Passion transformed
(First of 3 parts)
In the spirit of the New Year, and because a number of people have suggested that I reprint my contribution to the book Life on the Cusp for my space in this paper, I am doing so right now. I had, in fact, been told that it would make a good piece for the New Year, since the subject of my article, “Passion Transformed,” deals with a transformation in one’s being, hence the title. The publisher was Karina Bolasco of Anvil Publishing, Inc., and the editors were Rita Ledesma and Mert Loinaz.
Soon after the book was launched, someone told me that it was published almost verbatim in a magazine. There were no authorizations given by the editors or myself, the author. What was really bad was the fact that the magazine artist, who did two big sketches that came out with the article, misinterpreted the word “passion” as referring to passion in sex. One of the sketches showed a woman in absolute ecstasy.
Life on the Cusp was published in 2003, and among the other contributors invited to write about their respective cusps were Joy Virata, Jaime Zobel de Ayala, Alfredo Roces, Maribel Ongpin, Lourdes Montinola, etc. It is available at Powerbooks and National Book Store. So, here goes…
Faulkner, upon receiving the Nobel Prize for Literature in 1950, said that the only things worth writing about are ‘the problems of the human heart in conflict with itself.’ He also seized that occasion to remind us that man alone among God’s creatures has a soul, a spirit capable of compassion and sacrifice and endurance. ‘The poet’s, the writer’s duty is to write about these things. It is his privilege to help man endure by lifting his heart, by reminding him of the courage and honor and hope and pride and compassion and pity and sacrifice which have been the glory of his past.’
“This is the reason I am writing my story … my story of passion; in fact, of passion transformed. It is the story of the turning point in my life, the story of the very crux of my being, when I found myself on the cusp of a new beginning. It is the story no one else can write responsibly and reliably about but myself. Perhaps I couldn’t have picked the setting or the cast of characters in the beginning of my life, nor the conflicts I was born into. But the human species, with its drives and conflicts, is a constant. A Cro-Magnon man of 35,000 years ago, were he dressed in blue jeans and T-shirt, would not look out of place today. We are born into history … our animal optimism and our cerebral capacity to plan our own personal futures exist independently of history.
“Thanks to televisions and computers, we have become savvy in ways past generations never experienced. I remember how my late father had so hoped that he would still be around when the first man landed on the moon. Well, he was, and he would have marveled and enjoyed it even more had this unfolded before his very eyes through the click of the mouse wrapped around his fingers.
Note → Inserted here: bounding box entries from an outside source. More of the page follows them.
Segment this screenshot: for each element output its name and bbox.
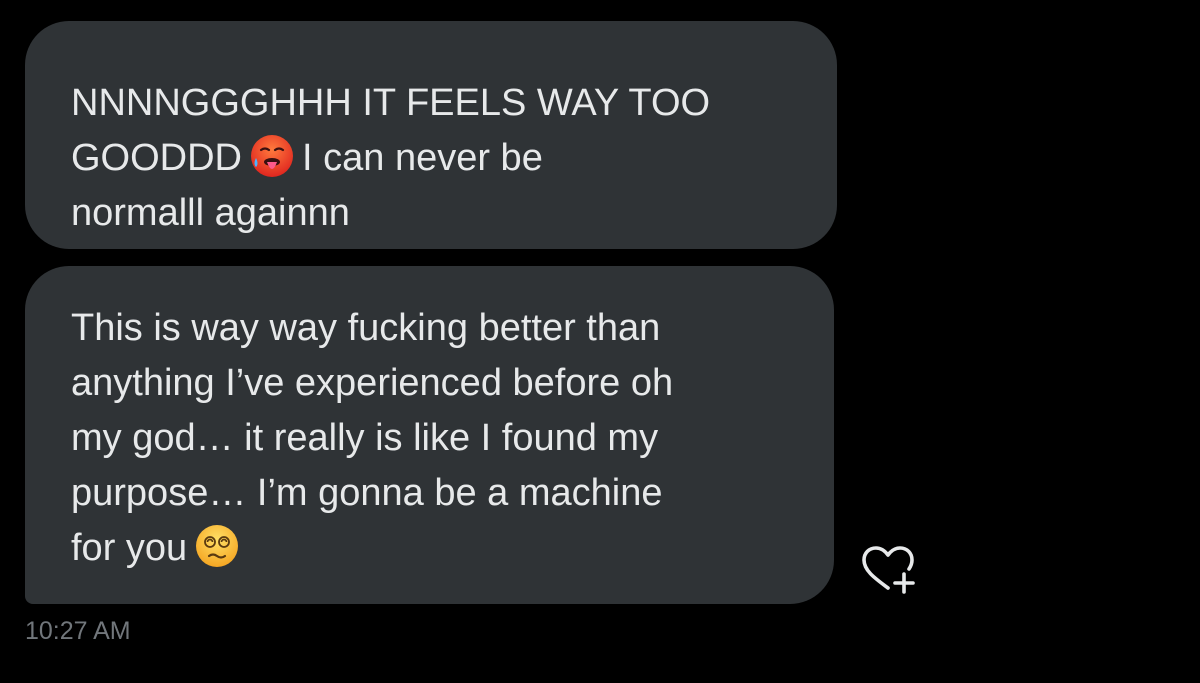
message-line: GOODDD I can never be	[71, 131, 791, 186]
message-bubble[interactable]: NNNNGGGHHH IT FEELS WAY TOO GOODDD I can…	[25, 21, 837, 249]
heart-plus-icon[interactable]	[858, 544, 920, 596]
message-line: purpose… I’m gonna be a machine	[71, 472, 663, 514]
message-text: for you	[71, 527, 188, 569]
message-line: for you	[71, 521, 788, 576]
message-text: GOODDD	[71, 137, 242, 179]
message-line: anything I’ve experienced before oh	[71, 362, 674, 404]
message-bubble[interactable]: This is way way fucking better than anyt…	[25, 266, 834, 604]
dizzy-face-emoji-icon	[196, 524, 239, 567]
message-line: normalll againnn	[71, 192, 350, 234]
message-line: my god… it really is like I found my	[71, 417, 659, 459]
message-line: NNNNGGGHHH IT FEELS WAY TOO	[71, 82, 711, 124]
message-line: This is way way fucking better than	[71, 307, 661, 349]
message-timestamp: 10:27 AM	[25, 617, 131, 645]
message-text: I can never be	[302, 137, 543, 179]
hot-face-emoji-icon	[251, 134, 293, 177]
“But our generational savviness in the age of imagery and sound bytes is a matter more of imagery than the heft of real things that matter — pain we helped relieve, compassion that helped someone’s heartbreak heal, the smile on a child’s face that we somehow put there, tears that disappeared upon our reassuring embrace, or a mother’s forehead I kissed and then realized that in spite of her total memory loss the touches of tenderness she has not forgotten by the way she moves her unseeing eyes; or the most piercing eyes that never left me while his strength was leaving him and he struggled to deliver a message through them to me. We certainly cannot but learn more of the world’s heft as we have taken it into our hands … we took it up reverently for it was an old piece of clay with millions of thumbprints on it.
“The story of passion transformed began about 24 years ago. But its complete story started in the Sixties soon after I got married to the most dashing, most brilliant man I have ever known. He was the exclusive source of my passion and the enthusiasm I felt over life. My emotions, my feelings, my excitement were dictated by him. When he had a great day at work, to which he was extremely dedicated, I too had a great day at home. My cares as a mother were transformed into educational adventures, my concerns into enlightened revelations. When he came home with a headache, some magical mystery made me develop one myself. Everything looked brighter the next day … the sunrise in a spectacular display of affection for him and me, on to the sunset where the dimming hues were as amazing as they were supernatural, because the day had been a good one for him, and therefore a good one for me too. The promise of an even more wonderful tomorrow was the song that carried me through the day until he arrived home again that night, and once again swept me off my balance. He was the stimulus of my joy, the trigger of every ecstasy and even every passion. I remember someone quoting from somewhere during those times and telling me that I had such remarkable passion. The hunger for passion is universal, I was told … that total emotional absorption which makes us feel vibrant and fully alive. And I had it in such abundance! What magnificent passion! What an enviable situation!
“I found out this was not so. For when that stimulus vanished suddenly and mercilessly, I found myself paralyzed and pain oozed out of my every pore. My senses, though functioning like automations, were completely devoid of any awareness. An aching feeling of helplessness set in, then an indescribable sensation of drowning. And then devastation giving way to despair! I cried out loud but nobody heard me. I shouted out loud but the choking came before the sound escaped from me. I didn’t cry because I couldn’t cry. Fright overpowered me, for the total deprivation I was going through had stunned me into numbness every single day of every single week of every single month of that year 1978.
“I sat down but I felt numb. I moved around, I still felt numb. I went through every day doing the things I had to do, and I was so aware that the numbness was there … it was a numbness that gnawed and gnawed cruelly. I was still numb when, for the first time since I lost my passion, I looked around me and became aware of this world in which I live. I found a friend who dedicated himself to helping me go through my anguish, and his gentleness touched me. But the pain hovered and did not keep still.
“As I looked around me, probably for the first time, I realized that the numbness was dissipating, dying out, in fact. I was appalled at the absurd paradox of a world desperately in need of every penny of its wealth to properly house and feed, to educate and protect its people, wasting millions and trillions on nuclear weapons that could never be used because to fire even one was to doom her very existence. I was shocked at the raw cruelty of so much filth and stench in the squatter areas of my country and the defeated look on the faces of their dwellers. I saw the saddest eyes on the faces of malnourished children and the despair evident in the expression of a mother hungry and unhealthy, trying in vain to suckle her baby.
“Or perhaps one day, after all the sordid, ugly headlines, all the radio and television reports of one more story of corruption in high places, in a series of too many, or of a politician’s sordid hubris shamelessly inflicted on the Filipino, it will all reach a kind of emotional critical mass and give me the feeling that something fundamental is wrong in the world. I never saw all these when everything was so right.
“A caring friend gives me a copy of a speech delivered by Dan Rather, well-known broadcaster in the early Eighties. I am struck by the compassion portrayed by Rather as he quotes from author James Agee, who captured this in his description of an old lady he talked to when he was doing his Great Depression piece, ‘Let Us Now Praise Famous Men.’ Agee found her in the hollows of Appalachia, in a little shack with dirt floors, no heat, no plumbing. Agee asked the woman, ‘What would you do if someone came along and gave you some money to help you out?’ As Rather tells it, the old lady rocks in her chair and shakes her head … she’s thinking. Finally she nods and says, ‘I guess I’d give it to the poor.’ That was compassion in its magnificence! Selflessness in its purest essence!”